Nous avons perdu beaucoup de temps, de moyens et d’énormes illusions. Nous nous sommes égarés, par la faute d’une vraie-fausse classe politique, dans les méandres de l’oisiveté, de l’endettement, de l’indiscipline, de l’incivilité et de l’insignifiance. Pour autant, dans ce pays, aux racines lointaines, il n’y a aucune fatalité à l’échec. Il a prouvé, tout au long de son histoire, qu’il est capable de sursaut face au « danger imminent». Il a survécu aux envahisseurs, aux occupations étrangères et aux mainmises intérieures.
« Le pire est à craindre. Il peut se produire si l’on persiste dans le déni de la réalité et dans le refus d’un véritable dialogue national inclusif »
Le chef de l’État, détenteur de tous les pouvoirs et plébiscité dans les sondages, a l’autorité morale pour appeler à un sursaut national afin de nous remettre dans le sens de la marche du monde qui arrive.
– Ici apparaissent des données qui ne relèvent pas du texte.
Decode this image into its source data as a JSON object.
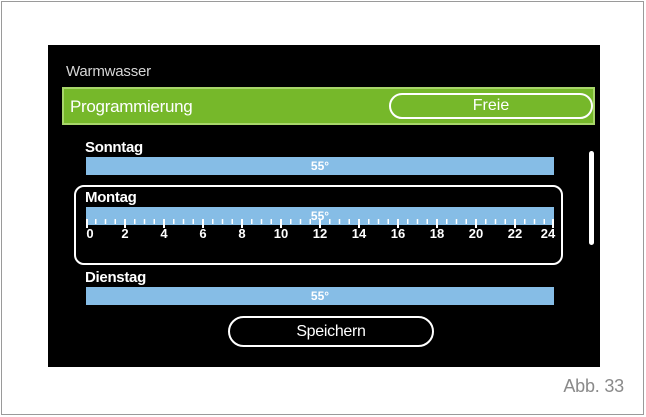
{
  "screen": {
    "title": "Warmwasser",
    "programming": {
      "label": "Programmierung",
      "value": "Freie"
    },
    "days": [
      {
        "name": "Sonntag",
        "temp": "55°"
      },
      {
        "name": "Montag",
        "temp": "55°"
      },
      {
        "name": "Dienstag",
        "temp": "55°"
      }
    ],
    "hours": [
      "0",
      "2",
      "4",
      "6",
      "8",
      "10",
      "12",
      "14",
      "16",
      "18",
      "20",
      "22",
      "24"
    ],
    "save_label": "Speichern"
  },
  "caption": "Abb. 33",
  "colors": {
    "accent_green": "#76b82a",
    "bar_blue": "#86bde6",
    "screen_bg": "#000000"
  }
}
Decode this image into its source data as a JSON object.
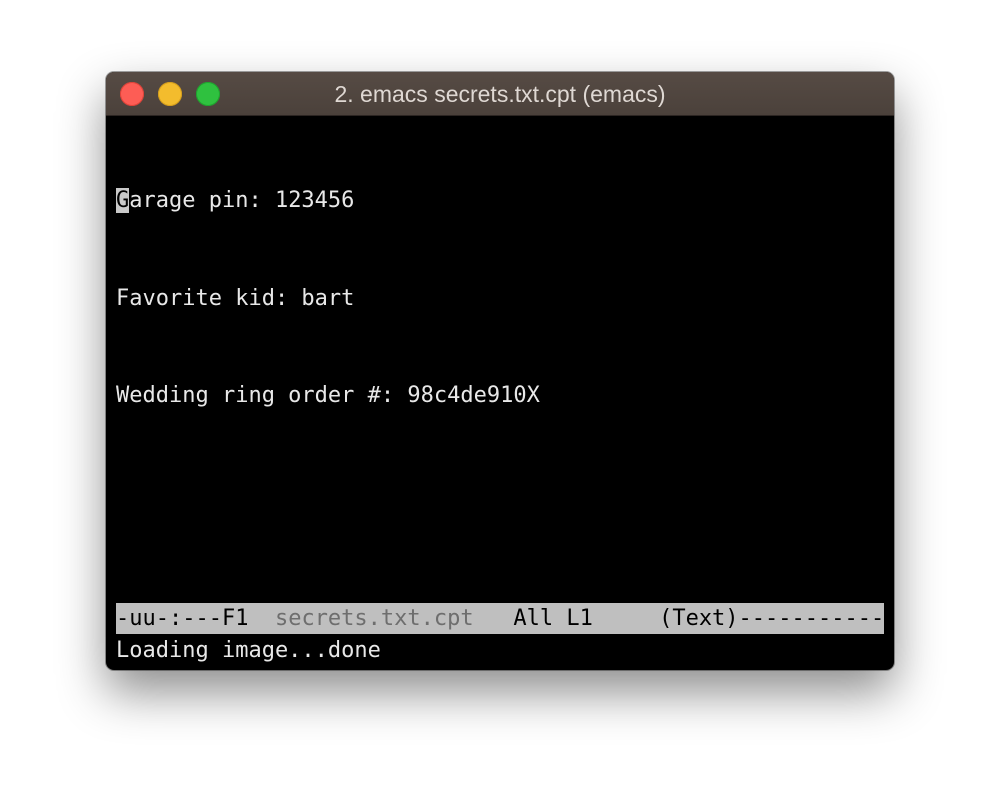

Pour nous réenchanter de nouveau et donner tout son sens au rêve tunisien. Le choc de confiance du 25 juillet 2021 ne doit pas se transformer en 2022 en tsunami de défiance. Avec pour seule perspective une guerre larvée ou ouverte. Nous sommes à la croisée des chemins.
Onze années d’un immense gâchis, sans que tout soit perdu. L’essentiel est malgré tout préservé : l’espoir d’un avenir meilleur. Mais, au-delà de l’ardente obligation d’engager les incontournables réformes et de mettre en oeuvre des politiques publiques et sectorielles dignes de ce nom, il y a besoin et nécessité de rétablir la paix sociale, la sérénité et la confiance. Et les conditions d’un nouveau départ salvateur, d’une rapide expansion qui ne laisserait personne au bord de la route.
Faisons le rêve que s’arrête la fuite des cerveaux et des capitaux, qui représente le plus grand aveu de notre échec. Rêvons de les voir revenir en force. Et rêvons d’une nouvelle Tunisie qui serait devenue l’Eldorado et la destination privilégiée des compétences et des talents mondiaux, à force d’expansion et de prospérité. C’est moins une fiction qu’une probable réalité.